Super Bowl 2012: Women Do Love Football -- Me Especially

Super Bowl Sunday is my favorite holiday.

Yes, I'm serious, and yes, for me it's a holiday.

I can't pinpoint exactly when my love affair with the NFL began, but I certainly remember why it did. Growing up in the suburbs outside of Kansas City, my sister and I were the only children in my family -- we didn't have a brother. Early on, I started watching every Chiefs game with my Dad. While we viewed countless other sporting events together, the Chiefs were always the main event. During halftime we would run plays with a little foam football, scurrying around the furniture in our basement to avoid tackles. When I was six, I completed my first work of art -- a picture of Joe Montana, the former San Francisco 49ers quarterback who was traded to the Chiefs for the 1993 season. I loved the game and, more importantly, I loved sharing it with my dad.

Not surprisingly, the Super Bowl, the culmination of the NFL season, has been a must-watch event for as long as I can remember. Every year my Mom made chili, we'd nosh on chips and seven-layer dip, and even my sister Christina would join in on the festivities. My grandparents would occasionally make the drive down from Minnesota, and they'd engage my parents, my sister and myself, in a game of Squares.

Now let's be clear, the last time my Kansas City Chiefs made a Super Bowl appearance was Super Bowl IV -- at the end of the 1969 season. They haven't even had a playoff win since the 1993 season -- the Joe Montana glory days. Basically, as long as I've been alive, we've never been close to reaching a Super Bowl. So should I be bitter? Should I be bitter that teams like the Patriots and Giants have made multiple Super Bowl appearances since 1993? Should I boycott the Super Bowl? It depends who you ask. For me, the showmanship, the pageantry, and general hoopla that surround the Super Bowl make it not just a game but a national - and international - event. It's impossible not to celebrate.

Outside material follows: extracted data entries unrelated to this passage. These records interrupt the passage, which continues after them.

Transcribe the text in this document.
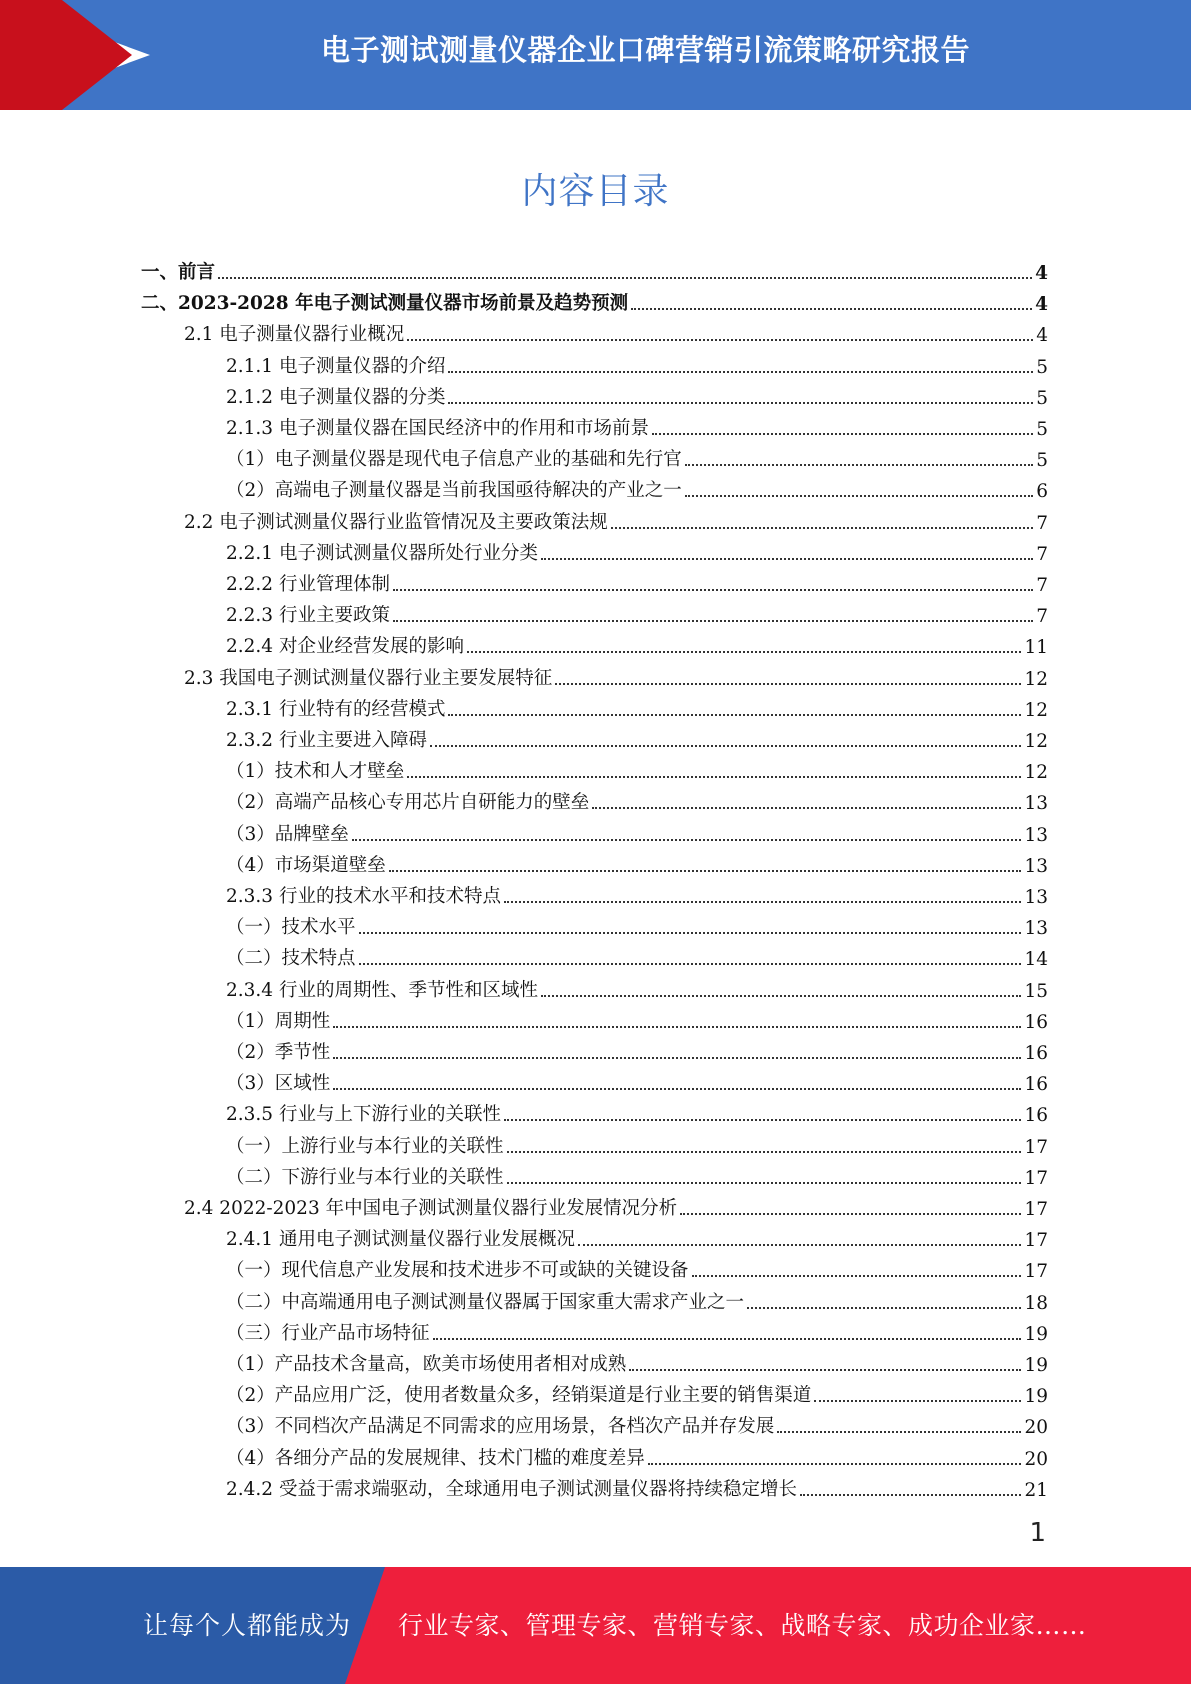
电子测试测量仪器企业口碑营销引流策略研究报告
内容目录
一、前言	4
二、2023-2028 年电子测试测量仪器市场前景及趋势预测	4
2.1 电子测量仪器行业概况	4
2.1.1 电子测量仪器的介绍	5
2.1.2 电子测量仪器的分类	5
2.1.3 电子测量仪器在国民经济中的作用和市场前景	5
（1）电子测量仪器是现代电子信息产业的基础和先行官	5
（2）高端电子测量仪器是当前我国亟待解决的产业之一	6
2.2 电子测试测量仪器行业监管情况及主要政策法规	7
2.2.1 电子测试测量仪器所处行业分类	7
2.2.2 行业管理体制	7
2.2.3 行业主要政策	7
2.2.4 对企业经营发展的影响	11
2.3 我国电子测试测量仪器行业主要发展特征	12
2.3.1 行业特有的经营模式	12
2.3.2 行业主要进入障碍	12
（1）技术和人才壁垒	12
（2）高端产品核心专用芯片自研能力的壁垒	13
（3）品牌壁垒	13
（4）市场渠道壁垒	13
2.3.3 行业的技术水平和技术特点	13
（一）技术水平	13
（二）技术特点	14
2.3.4 行业的周期性、季节性和区域性	15
（1）周期性	16
（2）季节性	16
（3）区域性	16
2.3.5 行业与上下游行业的关联性	16
（一）上游行业与本行业的关联性	17
（二）下游行业与本行业的关联性	17
2.4 2022-2023 年中国电子测试测量仪器行业发展情况分析	17
2.4.1 通用电子测试测量仪器行业发展概况	17
（一）现代信息产业发展和技术进步不可或缺的关键设备	17
（二）中高端通用电子测试测量仪器属于国家重大需求产业之一	18
（三）行业产品市场特征	19
（1）产品技术含量高，欧美市场使用者相对成熟	19
（2）产品应用广泛，使用者数量众多，经销渠道是行业主要的销售渠道	19
（3）不同档次产品满足不同需求的应用场景，各档次产品并存发展	20
（4）各细分产品的发展规律、技术门槛的难度差异	20
2.4.2 受益于需求端驱动，全球通用电子测试测量仪器将持续稳定增长	21
1
让每个人都能成为 行业专家、管理专家、营销专家、战略专家、成功企业家……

The other beauty of the Super Bowl is that almost everyone watches it, and you can watch it anywhere. It's one of the only weekends of the year that I know my girlfriends will watch the game with me -- that's a reason to celebrate in itself. My cousin Andrew watched Super Bowl XLII from a bar in Latvia while he was studying abroad. And hey, even if you don't like the action on the field, there are always the commercials.

In my 23 years of life I've watched countless games, hosted football watching parties, dated football players, played football with my friends -- both real-life and fantasy -- and read hundreds of articles, blogs, columns and features, but spending Super Bowl Sunday enjoying the game, the commercials, and the halftime show is the best way to celebrate my love for the NFL.

My football love affair may have started in a basement in suburban Kansas but it has survived my move to New York City (where I have to spend my Sunday's in a crowded bar if I want to watch my Chiefs) and the distance between my family and me. Super Bowl Sunday is not only a way to honor my long time passion for football, but also to celebrate one last time before the season is officially over.

As far as I'm concerned, the only bad thing about the Super Bowl is that it has to end. Come February 6th, I'll be counting the days until the combine.